Russia has consistently pursued the goal of the earliest entry into force and the universalization of the Comprehensive Nuclear Test Ban Treaty (CTBT), which is a crucial international legal instrument for strengthening the non-proliferation regime and limiting nuclear weapons.
We support the start of negotiations on a fissile material cut-off treaty (FMCT) at the Conference on Disarmament within the framework of the balanced Programme of Work and on the basis of the Shannon Mandate.
We are of the view that resolving regional challenges to the nuclear non- proliferation regime could be accomplished exclusively through political and diplomatic means on the basis of the NPT and the IAEA safeguards system. There is no alternative to this approach, which is the most efficient one. It is attested by the fact that over the past year we have advanced significantly in settling the situation around Iran’s nuclear programme. Right now the Joint Plan of Action agreed upon by the E3+3 and Iran on November 24th, 2013 is being implemented consistently. In parallel, Iran and the IAEA are actively cooperating in order to resolve all outstanding issues the Agency raised with regard to Iran’s nuclear programme. We are confident that the unprecedented constructive cooperation of Iran with the IAEA as well as with the E3+3 gives grounds to hope for a successful outcome of the talks on a comprehensive solution to Iran’s nuclear issue before the deadline of July 20, as set for by the Geneva Joint Plan of Action.

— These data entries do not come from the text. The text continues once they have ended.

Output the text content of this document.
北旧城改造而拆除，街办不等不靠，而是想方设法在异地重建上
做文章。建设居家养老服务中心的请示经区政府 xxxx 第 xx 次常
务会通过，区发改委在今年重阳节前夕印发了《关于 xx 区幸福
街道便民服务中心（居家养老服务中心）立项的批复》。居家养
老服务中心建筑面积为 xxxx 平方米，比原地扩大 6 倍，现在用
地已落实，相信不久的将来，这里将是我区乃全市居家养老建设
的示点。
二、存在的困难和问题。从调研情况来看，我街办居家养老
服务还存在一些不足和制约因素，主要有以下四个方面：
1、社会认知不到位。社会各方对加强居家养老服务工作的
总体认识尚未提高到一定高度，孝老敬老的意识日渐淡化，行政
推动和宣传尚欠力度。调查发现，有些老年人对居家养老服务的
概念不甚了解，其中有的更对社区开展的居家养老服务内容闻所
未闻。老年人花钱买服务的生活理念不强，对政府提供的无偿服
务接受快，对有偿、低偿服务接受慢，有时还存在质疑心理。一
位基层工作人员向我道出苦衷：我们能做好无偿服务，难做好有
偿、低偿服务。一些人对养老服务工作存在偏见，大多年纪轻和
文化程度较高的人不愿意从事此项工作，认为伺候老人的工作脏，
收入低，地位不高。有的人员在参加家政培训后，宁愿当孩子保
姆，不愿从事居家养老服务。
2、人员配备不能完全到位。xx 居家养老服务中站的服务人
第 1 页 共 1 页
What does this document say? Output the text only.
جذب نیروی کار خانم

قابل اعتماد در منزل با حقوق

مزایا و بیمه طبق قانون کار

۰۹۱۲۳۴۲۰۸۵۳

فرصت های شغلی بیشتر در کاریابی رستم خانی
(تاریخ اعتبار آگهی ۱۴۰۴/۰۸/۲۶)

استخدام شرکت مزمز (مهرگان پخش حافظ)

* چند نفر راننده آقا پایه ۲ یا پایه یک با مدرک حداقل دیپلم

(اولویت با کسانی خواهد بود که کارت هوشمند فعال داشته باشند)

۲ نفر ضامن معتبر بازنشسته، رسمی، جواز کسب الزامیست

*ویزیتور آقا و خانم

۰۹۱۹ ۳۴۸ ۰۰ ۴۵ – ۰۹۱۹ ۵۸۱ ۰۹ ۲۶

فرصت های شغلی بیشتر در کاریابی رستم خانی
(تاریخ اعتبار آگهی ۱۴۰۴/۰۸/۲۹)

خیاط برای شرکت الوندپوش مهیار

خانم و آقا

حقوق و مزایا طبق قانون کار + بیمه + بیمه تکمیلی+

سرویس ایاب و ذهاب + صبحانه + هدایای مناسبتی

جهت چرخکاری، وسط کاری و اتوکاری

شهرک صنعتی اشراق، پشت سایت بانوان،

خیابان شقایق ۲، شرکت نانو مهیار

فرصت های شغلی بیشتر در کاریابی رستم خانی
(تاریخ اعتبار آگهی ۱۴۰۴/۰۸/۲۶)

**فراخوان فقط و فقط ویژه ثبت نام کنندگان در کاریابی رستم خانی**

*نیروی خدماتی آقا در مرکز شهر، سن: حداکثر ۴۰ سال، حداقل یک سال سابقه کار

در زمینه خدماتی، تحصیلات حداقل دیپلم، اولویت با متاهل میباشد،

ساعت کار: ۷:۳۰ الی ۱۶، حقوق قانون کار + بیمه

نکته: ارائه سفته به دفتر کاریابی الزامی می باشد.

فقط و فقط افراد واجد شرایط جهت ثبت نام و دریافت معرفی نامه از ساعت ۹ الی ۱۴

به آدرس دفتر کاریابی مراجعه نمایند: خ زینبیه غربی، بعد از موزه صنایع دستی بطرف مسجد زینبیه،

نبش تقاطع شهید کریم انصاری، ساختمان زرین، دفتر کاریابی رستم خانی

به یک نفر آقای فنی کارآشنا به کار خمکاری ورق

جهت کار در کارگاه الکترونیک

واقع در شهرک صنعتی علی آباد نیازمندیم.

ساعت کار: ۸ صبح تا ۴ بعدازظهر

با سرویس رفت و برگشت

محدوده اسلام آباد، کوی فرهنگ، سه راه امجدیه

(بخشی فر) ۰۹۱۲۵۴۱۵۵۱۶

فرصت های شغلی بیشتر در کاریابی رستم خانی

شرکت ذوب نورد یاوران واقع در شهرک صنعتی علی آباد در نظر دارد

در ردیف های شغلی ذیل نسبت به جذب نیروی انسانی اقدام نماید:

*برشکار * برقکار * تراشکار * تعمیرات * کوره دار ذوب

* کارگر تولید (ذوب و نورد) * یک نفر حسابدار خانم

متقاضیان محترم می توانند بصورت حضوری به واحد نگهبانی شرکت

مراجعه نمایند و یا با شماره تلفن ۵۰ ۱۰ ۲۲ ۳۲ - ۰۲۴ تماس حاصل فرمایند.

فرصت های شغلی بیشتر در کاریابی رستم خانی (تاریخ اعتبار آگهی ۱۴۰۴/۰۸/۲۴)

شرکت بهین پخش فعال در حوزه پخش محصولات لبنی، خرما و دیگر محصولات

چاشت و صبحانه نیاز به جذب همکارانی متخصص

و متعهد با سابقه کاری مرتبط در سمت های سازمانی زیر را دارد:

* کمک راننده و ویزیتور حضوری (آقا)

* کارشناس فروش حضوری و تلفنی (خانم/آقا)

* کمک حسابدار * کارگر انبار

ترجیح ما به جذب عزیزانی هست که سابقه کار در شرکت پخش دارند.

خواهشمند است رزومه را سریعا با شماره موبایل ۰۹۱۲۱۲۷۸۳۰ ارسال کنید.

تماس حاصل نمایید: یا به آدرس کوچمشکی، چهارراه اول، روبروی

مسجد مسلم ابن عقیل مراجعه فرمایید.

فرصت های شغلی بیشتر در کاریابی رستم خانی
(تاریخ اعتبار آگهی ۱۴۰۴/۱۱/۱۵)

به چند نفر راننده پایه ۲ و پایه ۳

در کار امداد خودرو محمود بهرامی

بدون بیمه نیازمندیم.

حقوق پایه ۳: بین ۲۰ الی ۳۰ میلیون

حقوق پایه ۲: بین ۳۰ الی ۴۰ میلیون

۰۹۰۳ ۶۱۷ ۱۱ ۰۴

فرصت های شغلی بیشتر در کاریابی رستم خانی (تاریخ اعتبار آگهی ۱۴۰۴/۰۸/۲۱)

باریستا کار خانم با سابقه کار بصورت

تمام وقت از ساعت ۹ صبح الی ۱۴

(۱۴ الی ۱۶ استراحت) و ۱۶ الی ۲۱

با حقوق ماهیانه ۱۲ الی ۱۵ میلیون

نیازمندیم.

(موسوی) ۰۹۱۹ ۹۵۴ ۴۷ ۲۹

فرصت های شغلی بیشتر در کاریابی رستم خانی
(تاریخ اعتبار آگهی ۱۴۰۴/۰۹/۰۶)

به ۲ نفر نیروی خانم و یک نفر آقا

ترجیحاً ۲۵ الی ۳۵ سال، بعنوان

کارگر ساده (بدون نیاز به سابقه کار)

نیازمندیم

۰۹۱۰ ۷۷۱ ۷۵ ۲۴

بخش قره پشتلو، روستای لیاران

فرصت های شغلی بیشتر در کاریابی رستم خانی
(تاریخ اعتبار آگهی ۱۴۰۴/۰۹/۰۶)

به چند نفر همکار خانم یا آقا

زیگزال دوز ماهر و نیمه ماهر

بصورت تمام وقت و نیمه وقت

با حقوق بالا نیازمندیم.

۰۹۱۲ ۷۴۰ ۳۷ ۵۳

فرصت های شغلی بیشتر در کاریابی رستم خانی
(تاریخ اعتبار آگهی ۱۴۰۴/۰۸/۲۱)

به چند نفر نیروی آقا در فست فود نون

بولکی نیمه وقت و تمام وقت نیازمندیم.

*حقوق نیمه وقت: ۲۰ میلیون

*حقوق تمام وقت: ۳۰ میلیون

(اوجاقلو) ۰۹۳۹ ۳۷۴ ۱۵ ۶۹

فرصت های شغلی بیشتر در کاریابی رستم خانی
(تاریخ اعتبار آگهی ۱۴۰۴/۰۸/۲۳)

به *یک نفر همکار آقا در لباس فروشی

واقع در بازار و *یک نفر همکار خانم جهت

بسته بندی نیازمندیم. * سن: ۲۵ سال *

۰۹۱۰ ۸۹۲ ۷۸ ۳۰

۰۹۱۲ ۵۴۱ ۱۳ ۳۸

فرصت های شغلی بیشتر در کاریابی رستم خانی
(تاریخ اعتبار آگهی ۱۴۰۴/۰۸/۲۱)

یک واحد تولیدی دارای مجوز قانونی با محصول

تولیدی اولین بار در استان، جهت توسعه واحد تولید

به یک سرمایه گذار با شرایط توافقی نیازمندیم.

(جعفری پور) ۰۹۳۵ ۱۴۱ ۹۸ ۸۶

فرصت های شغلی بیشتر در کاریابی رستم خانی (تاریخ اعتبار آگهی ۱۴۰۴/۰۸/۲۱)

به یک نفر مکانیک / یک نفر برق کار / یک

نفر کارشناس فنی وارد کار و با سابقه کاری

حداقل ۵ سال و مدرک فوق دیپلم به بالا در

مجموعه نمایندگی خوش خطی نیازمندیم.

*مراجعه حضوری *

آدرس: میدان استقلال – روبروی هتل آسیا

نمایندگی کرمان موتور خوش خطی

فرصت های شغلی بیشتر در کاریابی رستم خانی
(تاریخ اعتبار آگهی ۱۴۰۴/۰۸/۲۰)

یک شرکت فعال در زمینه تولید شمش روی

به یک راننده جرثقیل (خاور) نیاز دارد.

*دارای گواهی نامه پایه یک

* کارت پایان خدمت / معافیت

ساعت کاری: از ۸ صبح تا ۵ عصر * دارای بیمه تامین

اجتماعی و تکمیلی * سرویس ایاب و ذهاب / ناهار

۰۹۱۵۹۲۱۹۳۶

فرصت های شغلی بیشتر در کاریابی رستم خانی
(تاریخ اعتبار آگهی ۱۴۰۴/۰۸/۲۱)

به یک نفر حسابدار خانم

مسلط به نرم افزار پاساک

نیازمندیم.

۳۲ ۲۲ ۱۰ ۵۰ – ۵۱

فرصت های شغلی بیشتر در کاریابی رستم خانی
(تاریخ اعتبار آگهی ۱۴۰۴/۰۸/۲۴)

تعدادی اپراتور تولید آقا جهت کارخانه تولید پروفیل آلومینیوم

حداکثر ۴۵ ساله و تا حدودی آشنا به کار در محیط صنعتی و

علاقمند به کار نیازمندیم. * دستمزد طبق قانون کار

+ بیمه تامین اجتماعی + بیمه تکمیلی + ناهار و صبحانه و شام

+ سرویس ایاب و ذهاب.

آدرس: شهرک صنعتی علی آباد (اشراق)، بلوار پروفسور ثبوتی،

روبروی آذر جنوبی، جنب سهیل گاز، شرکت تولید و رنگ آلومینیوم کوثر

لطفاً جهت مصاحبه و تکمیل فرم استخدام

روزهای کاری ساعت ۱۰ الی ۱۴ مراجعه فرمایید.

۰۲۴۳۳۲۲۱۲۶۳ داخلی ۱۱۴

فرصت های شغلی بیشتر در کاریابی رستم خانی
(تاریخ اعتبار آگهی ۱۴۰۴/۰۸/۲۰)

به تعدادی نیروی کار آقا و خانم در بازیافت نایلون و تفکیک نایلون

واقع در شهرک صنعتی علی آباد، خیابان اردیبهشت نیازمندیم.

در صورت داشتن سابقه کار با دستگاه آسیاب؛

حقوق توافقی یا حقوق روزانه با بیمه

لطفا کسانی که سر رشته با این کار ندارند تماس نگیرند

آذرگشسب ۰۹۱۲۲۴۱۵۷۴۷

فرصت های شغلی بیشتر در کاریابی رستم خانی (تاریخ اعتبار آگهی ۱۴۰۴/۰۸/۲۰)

Vigorous steps are required to start moving towards a nuclear-weapon-free status of the Korean Peninsula. We are certain that all the stakeholders should do their best to resume the full-fledged NPT membership of DPRK and restore the application of the IAEA safeguards on its territory.
An increased interest in peaceful uses of nuclear energy is an objective trend of the modern world. Russia believes there is no alternative to further development and increased use of the civil nuclear power in the world in the near future. This is proved by the outcomes of the 2013 High-Level International Conference Nuclear Energy in the 21st Century hosted by Russia under the IAEA auspices. The final document of the Conference sets the direction for the development of the IAEA Member States. We are satisfied with the main conclusion of the Conference that for many countries nuclear energy is a proved, pure, safe, and resource-efficient technology that will play a prominent role in ensuring energy security and the sustainable development
Goals in the 21st Century and Beyond.
Russia consistently promotes a wide access to the benefits of peaceful nuclear energy for the NPT States Parties as well as the development of international cooperation in this area.
The NPT is a key element, a sort of guarantee of the ever-expanding international cooperation in the field of the peaceful uses of nuclear energy. Russia is willing to continue working together with the NPT States Parties. Our vision of cooperation is that it should consist in attaining the goals of development and spreading the use of peaceful nuclear energy while strengthening the nuclear non-proliferation regime.
To conclude, I would like to inform the esteemed delegations that in pursuance of the relevant provisions of the 2010 Action Plan the NPT States Parties possessing nuclear weapons agreed upon a standard reporting form. In accordance with this form, Russia just as its other P5 partners, has prepared a sort of a report on the work done with respect to Actions 5, 20 and 21 of the last Review Conference Final Document.
It will be placed on the official website of the third session of the Preparatory Committee in the form of a statement by the head of the Russian delegation.